24 hour review exams – Palatinate
By Emma King
When the university administration announced that this year’s exams would again be held online, the overwhelming reaction from the student body was of relief. After an unprecedented year of academic disruption, the return to intense weeks of review leading to three hours in a pressurized exam room was understandably unappealing. However, the reality of the 24-hour home exam was more mentally and physically exhausting, and more guilty of encouraging a toxic work ethic, than any of us could have predicted.
For the second year in a row, Durham, like universities around the world, had to find a way to replace traditional in-person exams with an online format. The theory behind the 24 hour exam was to mimic traditional exams as much as possible. While they were to be treated as open books, we were told to spend the allotted time (two or three hours) on each exam within 24 hours.
The open-book nature of these assessments has undoubtedly eased the pressure as exam season approaches. Learn-and-unsubscribe review has become unnecessary with unrestricted access to lecture notes, textbooks, and seminar readings for the duration of the exam itself. The validity of factual recall as a test of intelligence is constantly (and quite rightly) contested. Perhaps the home exams would provide a more accurate picture of students’ engagement and understanding in their subject matter, beyond the time constraints of traditional memory tests?
In reality, they have become a test of endurance and endurance. In an exam room, everyone has the same time to prove their academic ability. But this year, it became a contest to see who could handle the longest hours at their desk, stay awake the latest, and take the fewest breaks. These assessments unintentionally encouraged students to sacrifice their physical and mental well-being, as well as precious hours of sleep, to produce better responses. The reward for these sacrifices was a reward that many thought was worth accepting.
This result was of course unintentional. But the University should have foreseen it. Durham is one of the UK’s top universities attracting highly intelligent students with even higher expectations of themselves. They only gave us 24 hours to demonstrate a year of knowledge and understanding. Any student who limits themselves to the allotted two to three hours would be doing themselves a disservice, as their work will inevitably be contrasted with peers who spent three to four times as much time on the same exam. He was blind to believe that the time-pressed environment of an exam room could be mimicked at home. Even with sufficient preparation, it would have been impossible to artificially impose the strict time limits of an examination room on yourself.
The University’s message around expectations for the 24-hour exam was paradoxical. Departments said exam responses would be scored as if they had been written under the terms of the exam. But by the very nature of open book exams, the quality of written responses will automatically be much higher than what could reasonably be produced under the conditions of the exam. The University will have to retroactively adjust its grading criteria to take into account the many hours spent, which will compromise the expectations set out in its original examination instructions. Otherwise, they risk the same criticism of a lack of grade distribution as last year (when there was a 28.5% increase in first-class degree rankings between the 2019 and 2020 promotions).
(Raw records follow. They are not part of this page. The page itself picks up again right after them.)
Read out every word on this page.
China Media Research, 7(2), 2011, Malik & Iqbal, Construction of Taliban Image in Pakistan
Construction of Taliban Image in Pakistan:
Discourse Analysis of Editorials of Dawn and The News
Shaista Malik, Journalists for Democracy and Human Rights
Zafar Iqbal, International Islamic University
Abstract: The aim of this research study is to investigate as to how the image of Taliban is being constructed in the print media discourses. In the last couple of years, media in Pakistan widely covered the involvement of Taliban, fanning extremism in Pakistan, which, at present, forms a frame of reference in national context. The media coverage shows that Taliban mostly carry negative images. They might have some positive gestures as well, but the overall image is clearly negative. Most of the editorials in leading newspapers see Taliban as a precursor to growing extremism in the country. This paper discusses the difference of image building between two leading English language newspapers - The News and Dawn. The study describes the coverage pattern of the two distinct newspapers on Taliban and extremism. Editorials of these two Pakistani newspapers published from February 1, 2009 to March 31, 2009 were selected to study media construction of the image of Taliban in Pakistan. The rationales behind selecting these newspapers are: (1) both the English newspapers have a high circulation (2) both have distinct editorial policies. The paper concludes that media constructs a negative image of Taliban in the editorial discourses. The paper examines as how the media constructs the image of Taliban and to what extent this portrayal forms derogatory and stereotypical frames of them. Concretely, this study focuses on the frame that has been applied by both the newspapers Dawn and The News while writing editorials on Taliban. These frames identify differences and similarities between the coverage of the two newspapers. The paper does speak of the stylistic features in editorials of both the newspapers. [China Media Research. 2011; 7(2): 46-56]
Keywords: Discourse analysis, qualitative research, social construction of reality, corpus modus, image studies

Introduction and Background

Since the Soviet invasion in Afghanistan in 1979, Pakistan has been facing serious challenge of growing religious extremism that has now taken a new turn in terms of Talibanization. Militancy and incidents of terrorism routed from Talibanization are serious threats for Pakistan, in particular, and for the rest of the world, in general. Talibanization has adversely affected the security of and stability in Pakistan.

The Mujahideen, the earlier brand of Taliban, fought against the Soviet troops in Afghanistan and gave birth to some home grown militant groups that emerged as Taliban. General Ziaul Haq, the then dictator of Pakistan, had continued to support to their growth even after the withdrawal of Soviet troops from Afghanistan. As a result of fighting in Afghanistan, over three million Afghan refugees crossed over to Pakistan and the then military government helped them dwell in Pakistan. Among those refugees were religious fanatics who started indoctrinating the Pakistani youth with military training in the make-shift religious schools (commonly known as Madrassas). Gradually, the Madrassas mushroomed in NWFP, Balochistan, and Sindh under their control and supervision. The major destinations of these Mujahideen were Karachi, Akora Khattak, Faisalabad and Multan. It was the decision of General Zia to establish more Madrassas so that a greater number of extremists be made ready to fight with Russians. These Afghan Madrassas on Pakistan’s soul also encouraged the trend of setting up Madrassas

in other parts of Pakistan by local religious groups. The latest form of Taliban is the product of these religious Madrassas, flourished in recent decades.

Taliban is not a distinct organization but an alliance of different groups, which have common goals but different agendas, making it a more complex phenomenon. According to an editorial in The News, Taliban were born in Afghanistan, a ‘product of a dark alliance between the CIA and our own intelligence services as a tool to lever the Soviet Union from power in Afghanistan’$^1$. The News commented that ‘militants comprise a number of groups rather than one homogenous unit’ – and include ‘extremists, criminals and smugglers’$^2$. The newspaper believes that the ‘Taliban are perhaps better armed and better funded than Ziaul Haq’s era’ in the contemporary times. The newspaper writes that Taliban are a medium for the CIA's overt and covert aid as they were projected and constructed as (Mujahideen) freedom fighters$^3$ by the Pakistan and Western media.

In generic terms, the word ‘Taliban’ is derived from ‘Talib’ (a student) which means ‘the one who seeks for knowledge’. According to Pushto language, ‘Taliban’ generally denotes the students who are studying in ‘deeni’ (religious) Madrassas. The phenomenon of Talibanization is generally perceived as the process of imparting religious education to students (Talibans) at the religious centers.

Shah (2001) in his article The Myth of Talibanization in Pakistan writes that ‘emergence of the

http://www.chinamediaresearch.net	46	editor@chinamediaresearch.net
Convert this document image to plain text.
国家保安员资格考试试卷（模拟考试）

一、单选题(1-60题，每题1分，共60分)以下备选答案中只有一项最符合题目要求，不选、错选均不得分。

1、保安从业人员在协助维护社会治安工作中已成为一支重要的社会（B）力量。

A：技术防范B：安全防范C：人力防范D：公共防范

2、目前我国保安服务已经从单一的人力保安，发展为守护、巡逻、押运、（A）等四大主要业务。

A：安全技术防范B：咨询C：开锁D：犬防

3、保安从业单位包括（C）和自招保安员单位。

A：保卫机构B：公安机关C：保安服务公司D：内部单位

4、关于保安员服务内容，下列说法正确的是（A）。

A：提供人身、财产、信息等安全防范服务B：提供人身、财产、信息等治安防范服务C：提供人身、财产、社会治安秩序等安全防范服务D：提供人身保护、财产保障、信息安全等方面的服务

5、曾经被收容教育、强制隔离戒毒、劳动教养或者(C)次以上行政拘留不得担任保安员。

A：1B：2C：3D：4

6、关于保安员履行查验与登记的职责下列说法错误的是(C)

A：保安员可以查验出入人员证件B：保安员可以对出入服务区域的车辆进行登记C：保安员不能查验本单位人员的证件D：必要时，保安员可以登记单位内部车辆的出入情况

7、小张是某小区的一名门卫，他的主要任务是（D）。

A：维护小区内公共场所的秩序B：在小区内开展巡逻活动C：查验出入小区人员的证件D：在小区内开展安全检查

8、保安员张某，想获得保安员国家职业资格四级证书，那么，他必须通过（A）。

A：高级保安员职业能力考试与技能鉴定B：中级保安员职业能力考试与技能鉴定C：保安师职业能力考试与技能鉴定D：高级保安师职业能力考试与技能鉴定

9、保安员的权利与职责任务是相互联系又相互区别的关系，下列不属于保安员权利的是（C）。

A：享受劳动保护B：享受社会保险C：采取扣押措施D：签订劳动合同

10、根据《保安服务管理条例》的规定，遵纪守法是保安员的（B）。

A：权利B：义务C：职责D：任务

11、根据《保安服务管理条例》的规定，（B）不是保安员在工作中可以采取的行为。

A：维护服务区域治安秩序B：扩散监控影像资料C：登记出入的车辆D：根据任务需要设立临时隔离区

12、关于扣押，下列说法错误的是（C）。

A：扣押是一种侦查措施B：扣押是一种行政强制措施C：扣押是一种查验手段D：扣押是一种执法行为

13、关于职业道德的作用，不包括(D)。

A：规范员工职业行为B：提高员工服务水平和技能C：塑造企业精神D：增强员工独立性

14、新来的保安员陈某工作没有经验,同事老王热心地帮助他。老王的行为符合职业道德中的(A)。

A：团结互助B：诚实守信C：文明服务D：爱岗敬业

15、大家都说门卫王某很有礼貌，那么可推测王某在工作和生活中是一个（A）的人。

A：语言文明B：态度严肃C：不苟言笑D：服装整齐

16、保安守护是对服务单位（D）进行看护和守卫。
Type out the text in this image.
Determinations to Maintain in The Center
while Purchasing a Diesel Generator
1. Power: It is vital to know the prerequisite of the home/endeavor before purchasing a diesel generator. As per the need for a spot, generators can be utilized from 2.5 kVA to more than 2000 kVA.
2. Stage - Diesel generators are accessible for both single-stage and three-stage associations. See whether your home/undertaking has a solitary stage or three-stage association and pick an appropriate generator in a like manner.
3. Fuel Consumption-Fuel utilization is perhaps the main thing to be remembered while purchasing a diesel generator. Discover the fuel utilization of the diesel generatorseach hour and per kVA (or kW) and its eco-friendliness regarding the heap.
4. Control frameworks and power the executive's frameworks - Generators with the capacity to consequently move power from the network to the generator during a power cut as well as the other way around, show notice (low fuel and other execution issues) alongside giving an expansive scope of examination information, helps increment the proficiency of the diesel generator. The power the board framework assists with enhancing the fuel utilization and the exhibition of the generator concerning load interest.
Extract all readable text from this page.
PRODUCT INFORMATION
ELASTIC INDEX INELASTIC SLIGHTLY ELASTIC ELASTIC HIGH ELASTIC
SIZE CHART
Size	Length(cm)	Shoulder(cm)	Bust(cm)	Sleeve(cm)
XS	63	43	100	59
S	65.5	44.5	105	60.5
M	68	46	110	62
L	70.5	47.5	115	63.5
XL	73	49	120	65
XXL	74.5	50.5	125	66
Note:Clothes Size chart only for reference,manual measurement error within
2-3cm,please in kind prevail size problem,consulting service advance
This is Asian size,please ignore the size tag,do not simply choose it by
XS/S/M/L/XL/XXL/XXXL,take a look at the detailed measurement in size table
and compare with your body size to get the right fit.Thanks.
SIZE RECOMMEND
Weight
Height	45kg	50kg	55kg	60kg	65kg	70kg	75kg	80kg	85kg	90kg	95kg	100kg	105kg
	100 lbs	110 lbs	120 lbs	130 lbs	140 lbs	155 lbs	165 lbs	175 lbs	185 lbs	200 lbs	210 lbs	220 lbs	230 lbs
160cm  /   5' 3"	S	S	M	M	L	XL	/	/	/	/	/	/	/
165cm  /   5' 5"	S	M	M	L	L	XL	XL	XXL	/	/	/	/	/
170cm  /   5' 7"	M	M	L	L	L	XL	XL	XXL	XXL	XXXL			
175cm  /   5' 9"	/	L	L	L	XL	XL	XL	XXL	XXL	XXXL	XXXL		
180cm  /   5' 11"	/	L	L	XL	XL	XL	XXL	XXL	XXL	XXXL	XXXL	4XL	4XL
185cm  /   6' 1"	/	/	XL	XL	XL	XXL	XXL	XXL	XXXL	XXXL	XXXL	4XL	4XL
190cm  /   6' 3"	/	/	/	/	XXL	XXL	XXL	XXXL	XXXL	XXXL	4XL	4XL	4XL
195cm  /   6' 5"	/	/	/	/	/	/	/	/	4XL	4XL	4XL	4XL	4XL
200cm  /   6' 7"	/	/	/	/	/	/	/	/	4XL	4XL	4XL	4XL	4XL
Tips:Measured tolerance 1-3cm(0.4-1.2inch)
There is also substantial evidence that some departments have adjusted the rubric and difficulty of exams to compensate for the seemingly “easier” online format. In STEM subjects, where a significant portion of the article would normally be short answer questions with simple factual recall, they were now dominated by complex questions. While it would have been futile to ask students to transfer information directly from their textbook to their transcript, these more complex and time-consuming questions inevitably took longer to answer than in normal time-limited exams.
In other subjects, students were tested on incredibly specialized portions of their lectures, far beyond the scope of articles from previous years. Other departments have asked to produce double the number of trials as in pre-pandemic formats (and yet, they were always told to do so in the same three hour period as before.)
After surviving each 24-hour assessment period, the sequelae of sustained stress levels were even more acute than those after regular check-ups. The definitive relief of physically handing over a document and exiting the exam room was replaced by a faint sense of anxiety at the time of submission, that more work could be done, another proofreading undertaken another hour of work on this one unresolved problem. Without this tangible point of relief (at least not until 9:30 a.m. the next morning), students struggled to switch off or even sleep, leaving many physically and mentally exhausted with little time to recover properly before the next exam. .
Perhaps the relatively relaxed review period leading up to exam season made up for the pressure of the 24-hour exams themselves. (Although the number of summative assignments many of us were producing until the eleventh hour of exam season might disprove this.) Either way, the University should have been clearer and much less naive. as to expectations for this year’s exams. .
What about next year? In all likelihood, it will be possible to have in-person exams again. But after two consecutive years of online assessment (and online teaching), the university should be wondering if it is right to go back so suddenly. Next year’s finalists will not have been used to taking university exams in traditional contexts where time is limited; the grade gap will surely suffer if we are forced to return to the examination rooms for the first time in three years.
The last two years of forced review of the end-of-year assessment can be used as a learning experience. The advantages of a format that prioritizes conceptual understanding over factual recall should be maintained. But a system that rewards compromising health and well-being (even for a very short and intense period) should be left firmly in the past.